The debate about Scottish independence is heating up, with some big names weighing in on the side of the 'no' vote this week. Whether Gordon Brown's intervention or JK Rowling's £1million donation will have any impact on the outcome remains to be seen, but one thing is abundantly clear from where I'm sitting - English people have found it impossible to make a solid case for the Union without being torn to shreds by the SNP and their followers.
Of course, they are right, to an extent, when they say 'it's none of our business what Scotland decides to do'. However, I can't help feeling that a reasoned argument about why Scotland's UK partners might want them to stay part of Great Britain is an important part of the debate.
Despite what you might hear from a lot of English people (and a I dare say a fair few Welsh and Northern Irish folk too) after a few jars in the pub, there are an awful lot of people down here, south of the border, who really don't want Scotland to leave the UK. I am one of them.
Having the most archetypal private-school educated, Tory PM we've had since the 1960s at the helm certainly doesn't help matters. Although I, for one, believe him when he says he wants Scotland to stay, David Cameron fits the stereotype of an 'English PM' with no genuine regard for the Scottish people so perfectly, that the Nationalists have been able to discredit his every word with consummate ease. It's no surprise then that the Prime Minister has refused a head to head debate with Alex Salmond on the issue - it's probably a smart move.

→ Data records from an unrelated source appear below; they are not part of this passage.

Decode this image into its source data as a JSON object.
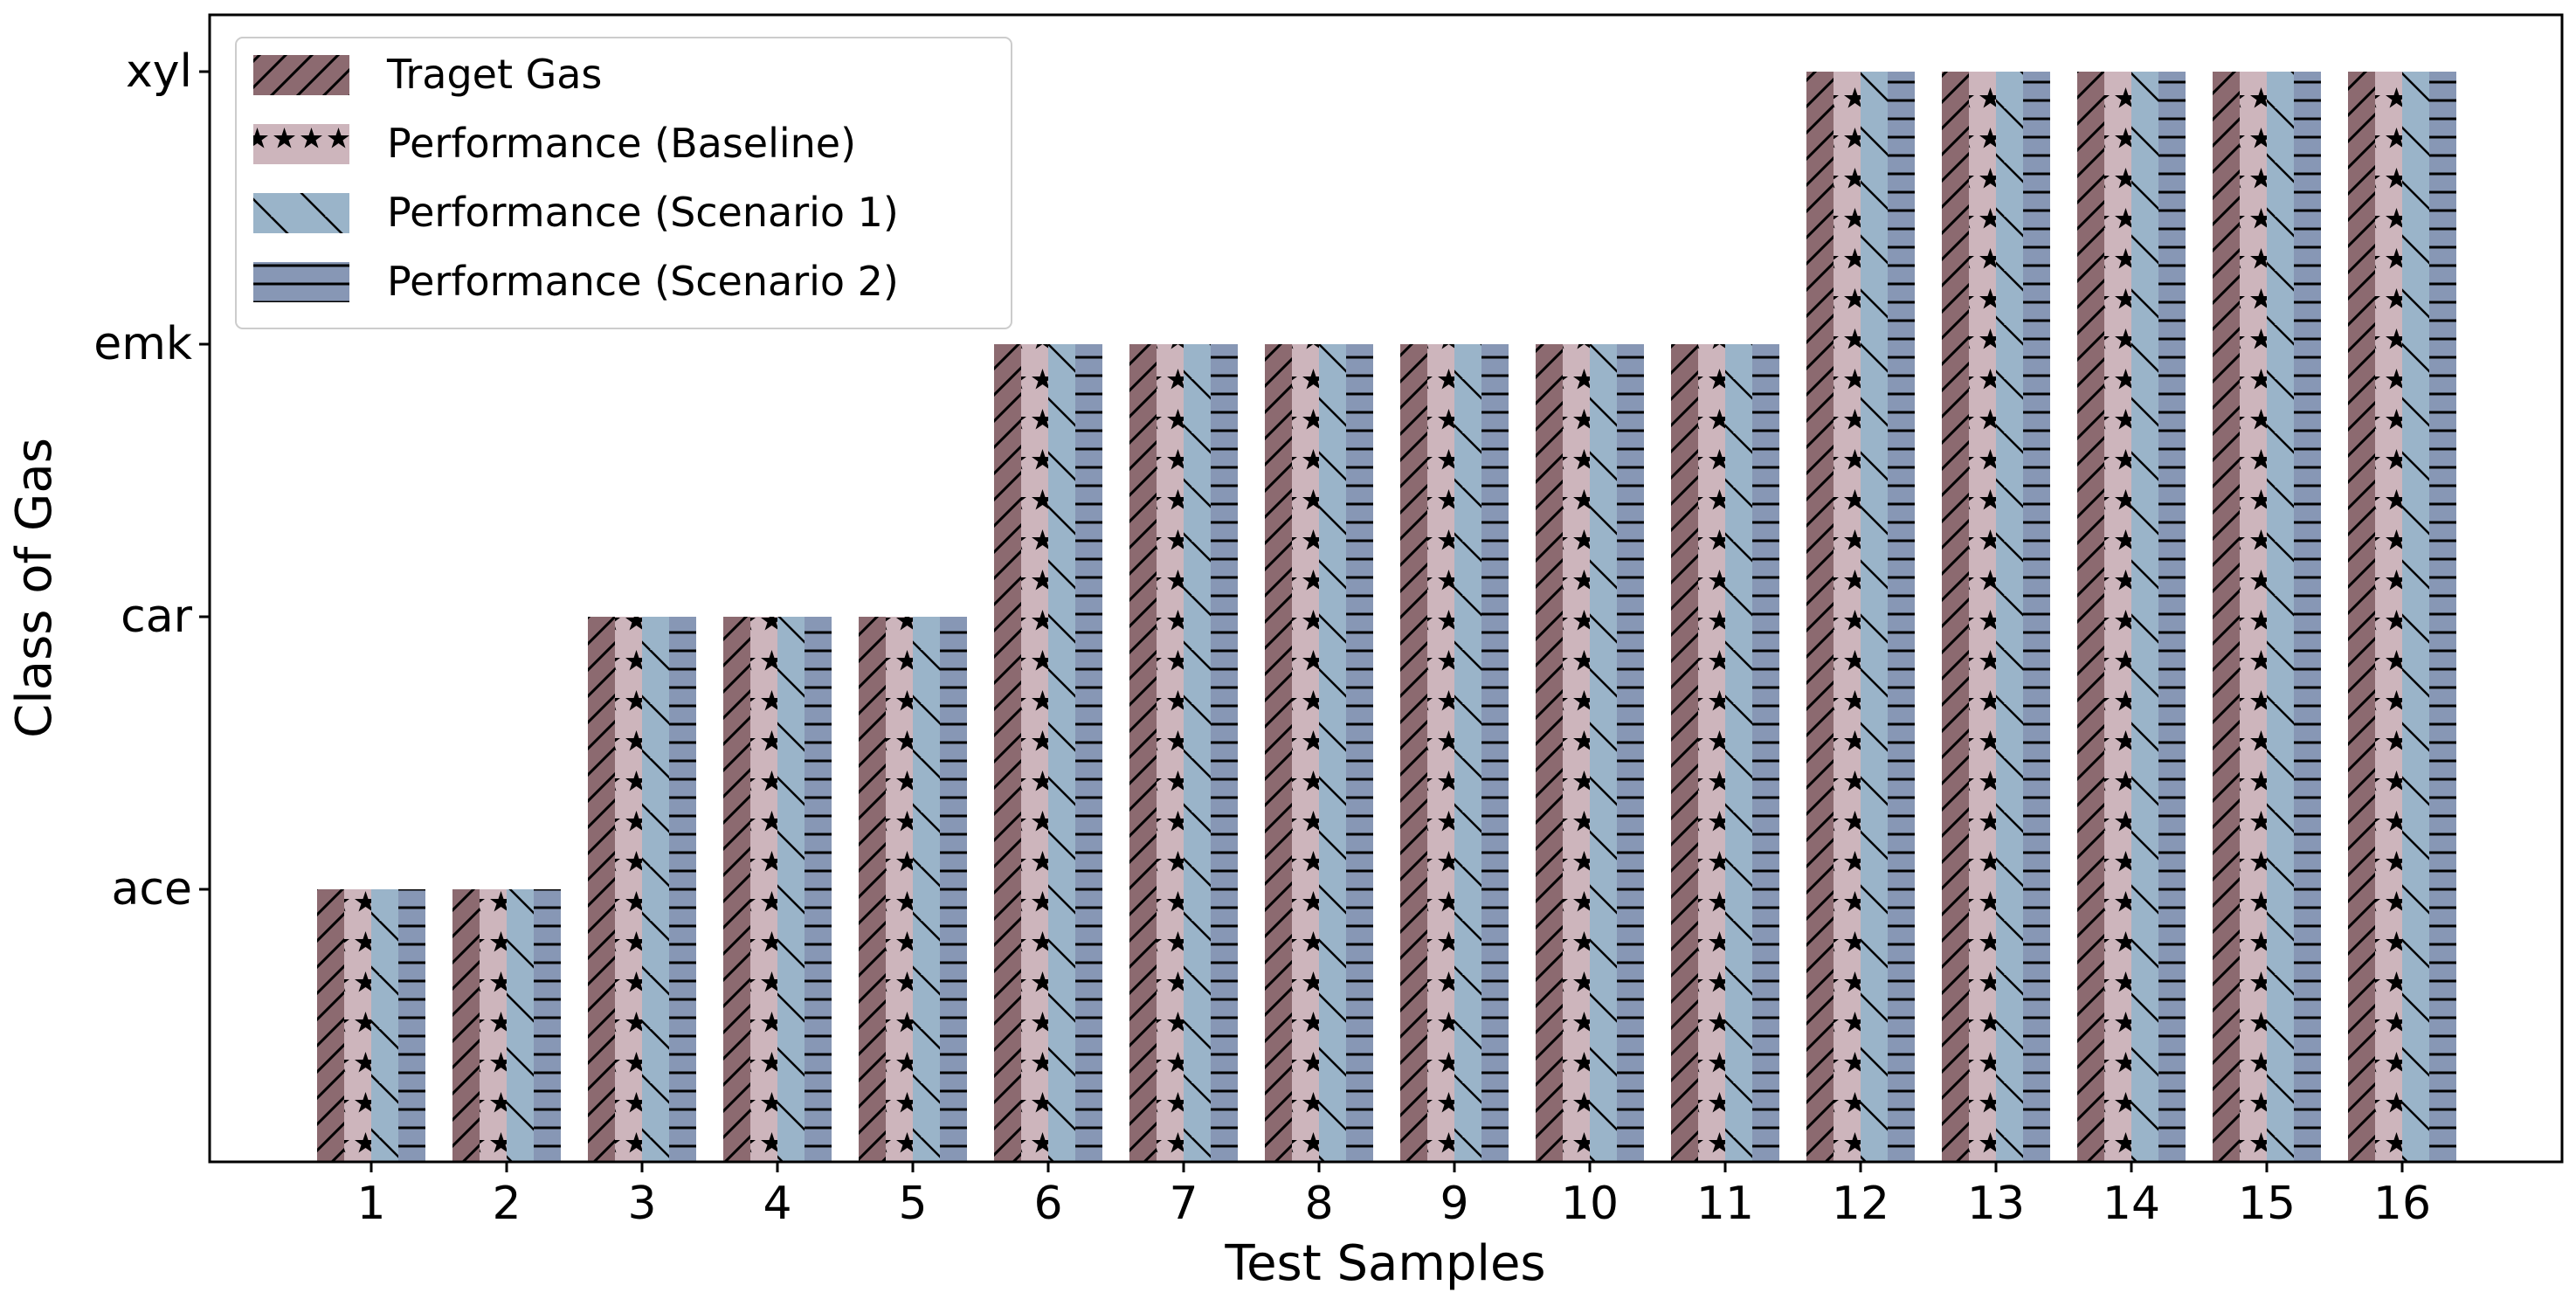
{
  "chart_data": {
    "type": "bar",
    "title": "",
    "xlabel": "Test Samples",
    "ylabel": "Class of Gas",
    "categories": [
      "1",
      "2",
      "3",
      "4",
      "5",
      "6",
      "7",
      "8",
      "9",
      "10",
      "11",
      "12",
      "13",
      "14",
      "15",
      "16"
    ],
    "y_tick_labels": [
      "ace",
      "car",
      "emk",
      "xyl"
    ],
    "ylim": [
      0,
      4
    ],
    "legend_position": "top-left",
    "series": [
      {
        "name": "Traget Gas",
        "color": "#8c6a70",
        "pattern": "diagonal",
        "values": [
          1,
          1,
          2,
          2,
          2,
          3,
          3,
          3,
          3,
          3,
          3,
          4,
          4,
          4,
          4,
          4
        ]
      },
      {
        "name": "Performance (Baseline)",
        "color": "#cdb5bc",
        "pattern": "stars",
        "values": [
          1,
          1,
          2,
          2,
          2,
          3,
          3,
          3,
          3,
          3,
          3,
          4,
          4,
          4,
          4,
          4
        ]
      },
      {
        "name": "Performance (Scenario 1)",
        "color": "#9ab4c9",
        "pattern": "backslash",
        "values": [
          1,
          1,
          2,
          2,
          2,
          3,
          3,
          3,
          3,
          3,
          3,
          4,
          4,
          4,
          4,
          4
        ]
      },
      {
        "name": "Performance (Scenario 2)",
        "color": "#8797b5",
        "pattern": "horizontal",
        "values": [
          1,
          1,
          2,
          2,
          2,
          3,
          3,
          3,
          3,
          3,
          3,
          4,
          4,
          4,
          4,
          4
        ]
      }
    ]
  }
}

However, I think someone should try and appeal to the people of Scotland and make a genuine case about why we want the UK to stay as it is... so here's my attempt. Just don't call me an arrogant Englishman for trying, and yes I know it's not really any of my *expletive* business, ok?
I don't think Scotland should leave the reason for the following reasons:
1. We are a far better economic proposition when we work together. I don't think you need the US President to point this out, and I'm not sure it really helped that he did, but we are a strong international brand as four cultured, progressive nations working together. If anyone leaves it will have a detrimental impact on how we are all viewed. The world's changing and we have a better chance of staying successful if we stick together, rather than breaking up and getting smaller. We have a powerful international voice - it's not going to help if that is diluted.
2. There's no certainty that you're all going to be richer if you leave. The debate has found holes in both arguments about this, and the truth is it's anyone's guess what will happen - as is the case with most economic debates. Yes, you might have a chance of being 'better-off' as a separate nation, but you might not - what's the point in risking it when things aren't so bad right now. Things may not be perfect, but we are all fairly well-off in the grand scheme of things - it's not like the UK is a war torn region or anything like that.
3. Nationalism is so passé. Why do you want to start putting new borders up when the obvious way forward for the world is to remove them? Why would we want to make the distinction between us and them/who's in and who's out, right here on our own doorstep? As a proud Englishman and an even prouder Brit, with Irish grandparents on one side and Jewish and English heritage on the other, I think I present the perfect example of why nationalism is really just a state of mind - And I'd venture I've got more in common with a writer from Inverness than a Mathematician from Sunbury on Thames, if you'll excuse the crude analogy. Nobody has ever doubted or denied the Scots right to be proud of their heritage, and no one ever will - and yet as an integral part of Great Britain, Scottish people have made a primary contribution to the UK as a whole. I want that to continue. You've made this country what it is today, why would you want to turn your back on it now?
4. We have far more in common with each other than we have with anyone else. There are so many other places where people live under the banner of one nation and yet they are apart. What we have is entirely harmonious by comparison.
5. Britain is arguably the oldest and most successful nation-state in history. We should all be pretty smug about how we have managed to keep this prosperous country together, despite our distinct constituent parts. Our national heroes come from all parts of the Union, and are all celebrated with equal gusto. We've survived two near catastrophic wars together and come through them stronger and healthier. As British people, we have made an enormous contribution to the world, in terms of science, philosophy and culture. These are our successes and together we will have more to celebrate in the future.
The main thrust of my fairly loose argument here is that the positives of sticking together far outweigh the negatives, in my opinion. Yes, Scotland and England (and Wales and Northern Ireland) may have had genuine conflicts in the past, but that was 100s of years ago and now all we have is healthy rivalry and banter, usually played out on the sports field - yet another thing we have in common. All in all this is hardly the grounds for a constitutional break-up, surely?
Of course, I'm not saying you shouldn't vote for independence if you really think it's for the best. Scotland, it's your decision. However, on behalf of a significant chunk of the English population, and with not a hint of an English public school accent, I want to say to you, genuinely, we don't want to you to leave the UK. The place just won't be the same without you.